Chapter 20. Cyanobacteria identification 6 (species 2 and 3)

This is mainly as an excuse to post more microscopic images of cyanobacteria, but I thought I would explain why I have started calling species 2 "possibly Lyngbya" and attempt to identify species 3.

Three filamentous cyanobacteria from a freshwater aquarium. Identified by an amateur at the genus level as;  Lyngbya (thick filaments), Jaaginema (sinuous filaments), and Romaria (short filaments).

From Chapter XIV (where I wrongly identified species 1), I know that species 1 is 2 micrometers wide because I measured some filaments under the microscope using eyepiece and stage graticules. By my calculations, depending on which photo I take measurements from, species 2 is somewhere between 8-10 micrometers. So, using the same key I used to more accurately identify species 1 in Chapter XVI, we get.

Q1. Are the filaments 3 micrometers wide or more?  A-Yes. Q2. Are the filaments cylindrical, long, sometimes constricted at the cross walls, but cells not barrel shaped or sub-spherical? A-Yes. Q3. Are the cells short, always shorter than one half the cell width? A-Yes. Then we come to the crunch. Q4. Are the filaments in vegetative state always without sheaths (if present formed only under stress)? Sheaths again! The problem is that the species 2 sample I examined in Chapter XVI  which showed clear evidence of sheaths, could have been stressed because it had sat around for a week. So I examined a fresh sample.
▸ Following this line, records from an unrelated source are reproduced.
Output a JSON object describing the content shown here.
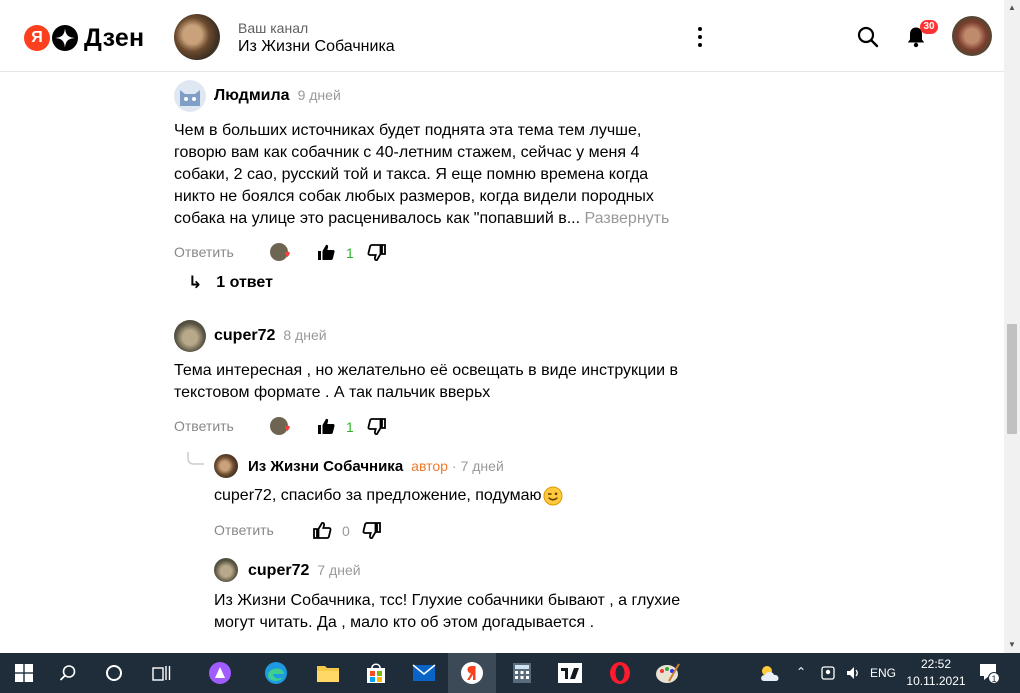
{
  "header": {
    "logo_letter": "Я",
    "logo_text": "Дзен",
    "channel_subtitle": "Ваш канал",
    "channel_title": "Из Жизни Собачника",
    "notifications_count": "30"
  },
  "comments": [
    {
      "author": "Людмила",
      "time": "9 дней",
      "text": "Чем в больших источниках будет поднята эта тема тем лучше, говорю вам как собачник с 40-летним стажем, сейчас у меня 4 собаки, 2 сао, русский той и такса. Я еще помню времена когда никто не боялся собак любых размеров, когда видели породных собака на улице это расценивалось как \"попавший в...",
      "expand_label": "Развернуть",
      "reply_label": "Ответить",
      "likes": "1",
      "replies_label": "1 ответ"
    },
    {
      "author": "cuper72",
      "time": "8 дней",
      "text": "Тема интересная , но желательно её освещать в виде инструкции в текстовом формате . А так пальчик вверьх",
      "reply_label": "Ответить",
      "likes": "1"
    }
  ],
  "replies": [
    {
      "author": "Из Жизни Собачника",
      "author_badge": "автор",
      "separator": "·",
      "time": "7 дней",
      "text": "cuper72, спасибо за предложение, подумаю",
      "reply_label": "Ответить",
      "likes": "0"
    },
    {
      "author": "cuper72",
      "time": "7 дней",
      "text": "Из Жизни Собачника, тсс! Глухие собачники бывают , а глухие могут читать. Да , мало кто об этом догадывается ."
    }
  ],
  "taskbar": {
    "language": "ENG",
    "time": "22:52",
    "date": "10.11.2021",
    "notification_count": "1"
  },
  "colors": {
    "brand_red": "#fc3f1d",
    "author_orange": "#f07b2b",
    "like_green": "#2bb52b",
    "taskbar": "#1f2d3a"
  }
}
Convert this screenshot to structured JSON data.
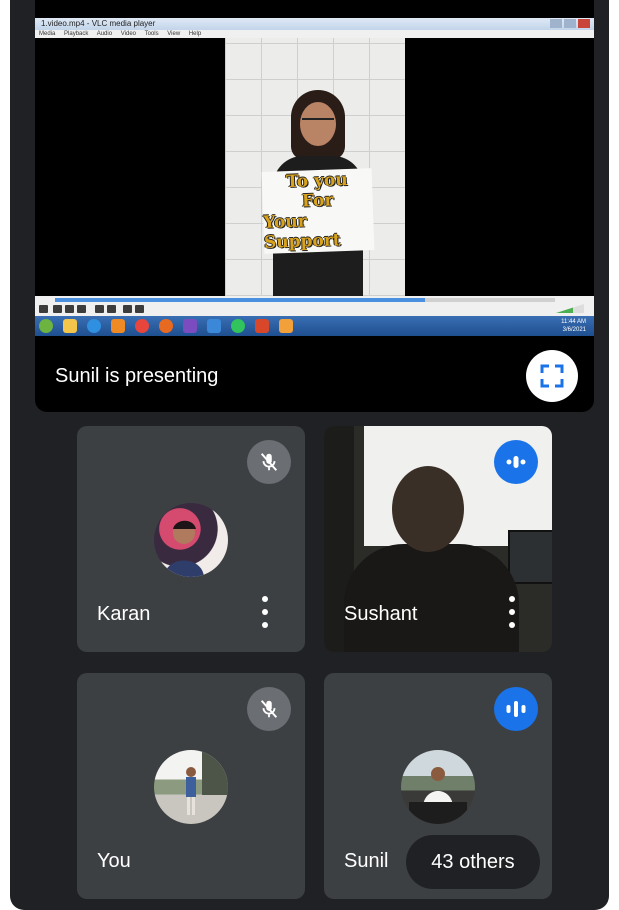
{
  "presentation": {
    "label": "Sunil is presenting",
    "fullscreen_icon": "fullscreen-icon",
    "shared_screen": {
      "window_title": "1.video.mp4 - VLC media player",
      "menu": [
        "Media",
        "Playback",
        "Audio",
        "Video",
        "Tools",
        "View",
        "Help"
      ],
      "sign_lines": [
        "To you",
        "For",
        "Your Support"
      ],
      "clock_time": "11:44 AM",
      "clock_date": "3/6/2021"
    }
  },
  "participants": [
    {
      "name": "Karan",
      "mic": "muted",
      "status_icon": "mic-off-icon",
      "more_icon": "more-vert-icon"
    },
    {
      "name": "Sushant",
      "mic": "speaking",
      "status_icon": "audio-levels-icon",
      "more_icon": "more-vert-icon",
      "video": "on"
    },
    {
      "name": "You",
      "mic": "muted",
      "status_icon": "mic-off-icon"
    },
    {
      "name": "Sunil",
      "mic": "speaking",
      "status_icon": "audio-levels-icon",
      "others_label": "43 others"
    }
  ],
  "colors": {
    "background": "#202124",
    "tile": "#3c4043",
    "speaking_accent": "#1a73e8",
    "muted_badge": "#6b6e72"
  }
}
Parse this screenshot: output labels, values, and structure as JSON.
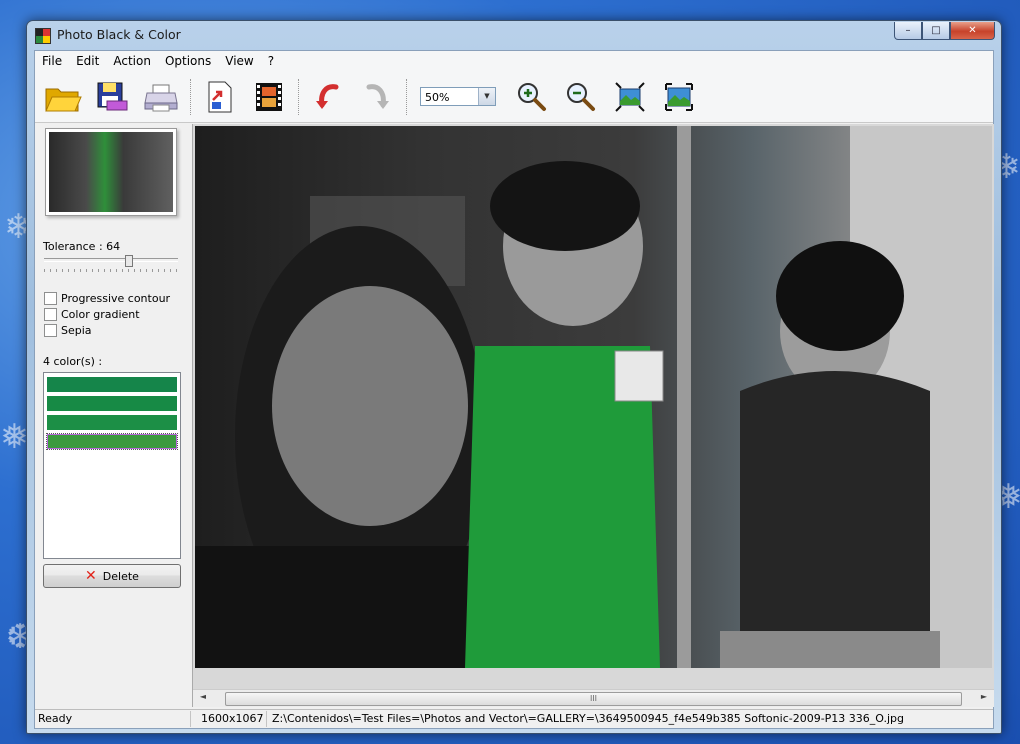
{
  "window": {
    "title": "Photo Black & Color"
  },
  "caption_buttons": {
    "minimize": "–",
    "maximize": "□",
    "close": "✕"
  },
  "menu": [
    "File",
    "Edit",
    "Action",
    "Options",
    "View",
    "?"
  ],
  "toolbar": {
    "zoom_value": "50%",
    "icons": [
      "open-folder-icon",
      "save-icon",
      "print-icon",
      "export-icon",
      "filmstrip-icon",
      "undo-icon",
      "redo-icon",
      "zoom-in-icon",
      "zoom-out-icon",
      "fit-window-icon",
      "actual-size-icon"
    ]
  },
  "side": {
    "tolerance_label": "Tolerance : 64",
    "tolerance_value": 64,
    "checkboxes": [
      {
        "label": "Progressive contour",
        "checked": false
      },
      {
        "label": "Color gradient",
        "checked": false
      },
      {
        "label": "Sepia",
        "checked": false
      }
    ],
    "colors_label": "4 color(s) :",
    "colors": [
      "#15854a",
      "#178a45",
      "#1c8f46",
      "#3c9a3e"
    ],
    "delete_label": "Delete"
  },
  "status": {
    "state": "Ready",
    "dimensions": "1600x1067",
    "path": "Z:\\Contenidos\\=Test Files=\\Photos and Vector\\=GALLERY=\\3649500945_f4e549b385 Softonic-2009-P13 336_O.jpg"
  },
  "scroll": {
    "grip": "III"
  }
}
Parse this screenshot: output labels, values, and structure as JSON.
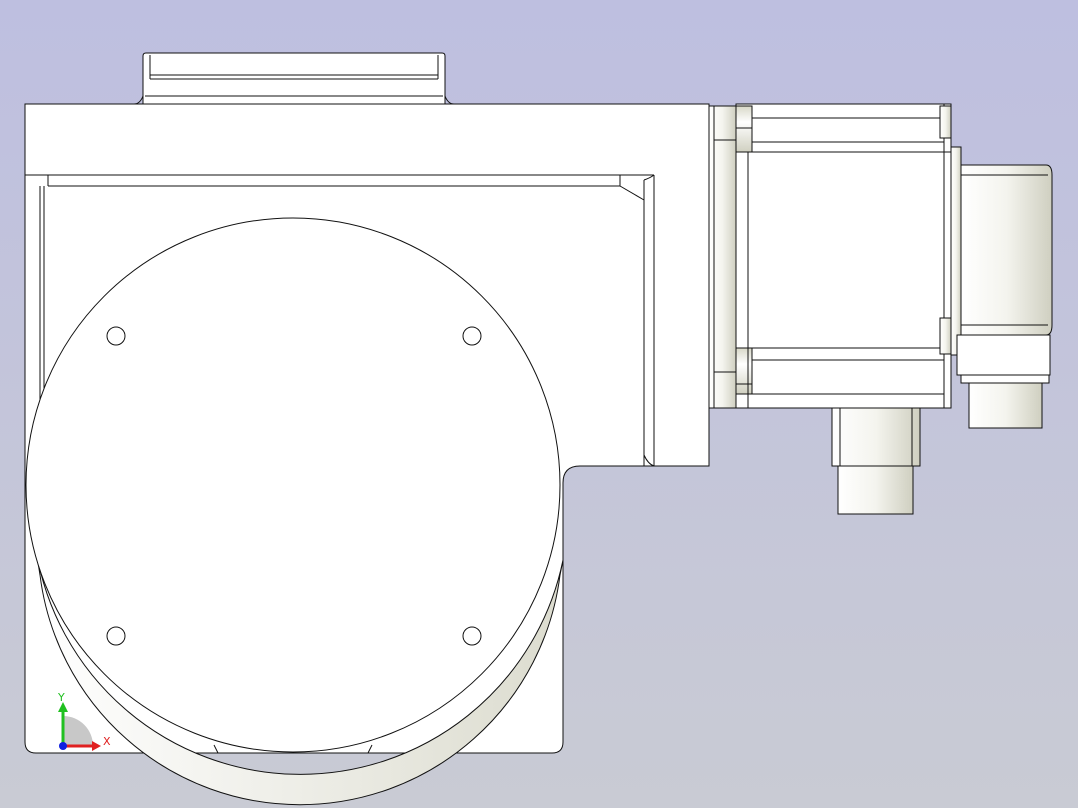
{
  "viewport": {
    "background_top": "#bebfe0",
    "background_bottom": "#c9cbd4"
  },
  "model": {
    "edge_color": "#111111",
    "face_color": "#ffffff",
    "shade_color": "#d9d9cc"
  },
  "triad": {
    "x_label": "X",
    "y_label": "Y",
    "x_color": "#e02020",
    "y_color": "#20c020",
    "z_color": "#1020e0"
  }
}
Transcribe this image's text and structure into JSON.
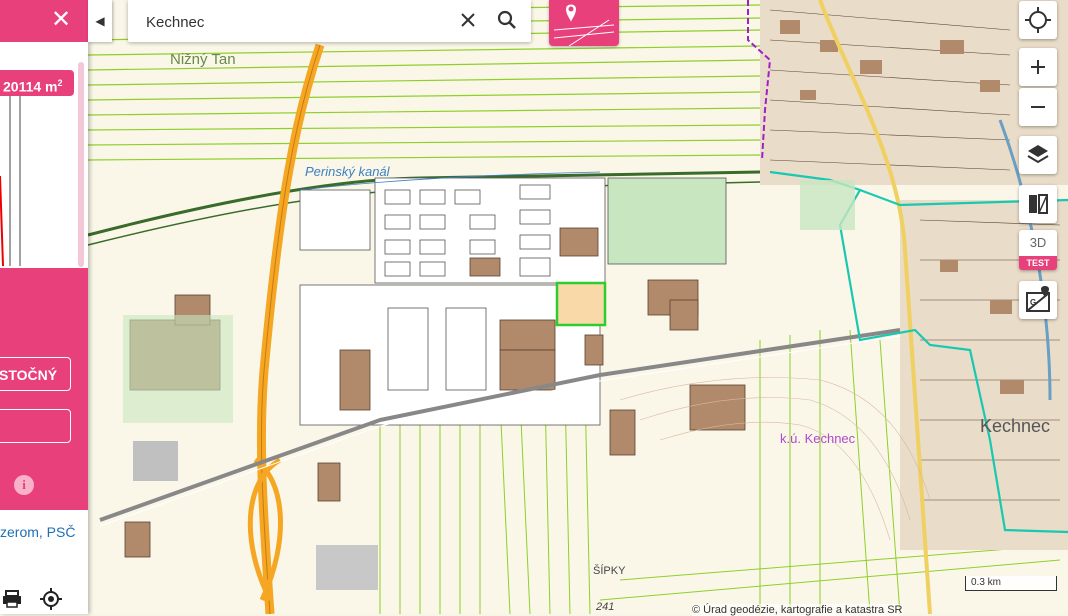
{
  "search": {
    "value": "Kechnec",
    "placeholder": ""
  },
  "panel": {
    "area_value": "20114 m",
    "area_unit_sup": "2",
    "buttons": [
      "STOČNÝ",
      ""
    ],
    "address_link": "zerom, PSČ"
  },
  "map": {
    "labels": {
      "nizny_tan": "Nižný Tan",
      "kanal": "Perinský kanál",
      "ku": "k.ú. Kechnec",
      "town": "Kechnec",
      "sipky": "ŠÍPKY",
      "height": "241"
    },
    "scale": "0.3 km",
    "attribution": "© Úrad geodézie, kartografie a katastra SR"
  },
  "controls": {
    "three_d": "3D",
    "test_tag": "TEST"
  },
  "icons": [
    "close-icon",
    "collapse-icon",
    "clear-icon",
    "search-icon",
    "location-pin-icon",
    "crosshair-icon",
    "plus-icon",
    "minus-icon",
    "layers-icon",
    "compare-icon",
    "map-pin-icon",
    "print-icon",
    "locate-icon",
    "info-icon"
  ],
  "colors": {
    "accent": "#e8407a",
    "parcel_highlight": "#2ecc2e",
    "cadastre_border": "#19c8b0",
    "road": "#f5a623"
  }
}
Filamentous and unicellular cyanobacteria from a freshwater aquarium.

No evidence of sheaths in this sample, but note the dark stripes along the filaments, it is at these necridia that the filaments fragment. I added some very small glass beads to the sample and vortexed briefly. The idea was that if I damaged the filaments I might see evidence of sheaths.

Fragmented sample of filamentous cyanobacteria from a freshwater aquarium.

It seems to me that the filaments have fragmented at the necridia. Many filaments now seem to have the remains of necridia at their end. This could happen if the filaments lacked sheaths so it doesn't tell me much.

Diatoms alongside unicellular and fragmented filamentous cyanobactera from a freshwater aquarium.

These fragments don't even have the remains of necridia at there ends. Maybe the fragmentation was too vigorous. What I really need is to slightly damage the filaments. Perhaps in the future I will find a way of doing that. But there is some evidence of sheaths here.

Fresh cyanobacteria sample from a freshwater aquarium showing evidence of sheaths.  Possibly Lyngbya.

So, if it's Q4. A-No to trichomes always without sheaths then it's Yes to "Trichomes in vegetative state always within distinct sheaths (only hormogonia and reproductive trichome segments can be without sheaths)". Q5. Do the filaments contain one trichome per sheath, forming mats? A-Yes = Lyngbya.  Of course it's possible that I have a mixture of species, some with sheaths (Lyngbya) and some without (Oscillatoria).

Possible Lyngbya filaments showing evidence of sheaths.

If you search for pictures of Lyngbya you will find some very similar images to the species 2 photos I have posted in this and other chapters.

Finally species 3. Q1. Are the trichomes less that 3 microns wide? A-Yes. Q2. Are the trichomes without sheaths or within simple, thin sheaths (when present always one trich/sheath) solitary or in mats, trichomes isopolar (both poles with same morphology)? A-Yes. Q3. Are the trichomes without sheaths, but may possess wide or diffuse mucilaginous envelopes? A-Yes. Q4. Are the trichomes straight, wavy, or irregularly coiled? A-Yes. Q5. Are trichomes mainly short, curved or irregularly coiled, usually only few celled, disintegrating , sometimes enveloped by an indistinct wide mucilaginous envelope, neighbouring cells occasionally disorganised? A-Yes (I guess) = Romaria. I can't find any photos of Romaria so I think I'm on shaky ground with this one. Correct me if I'm wrong.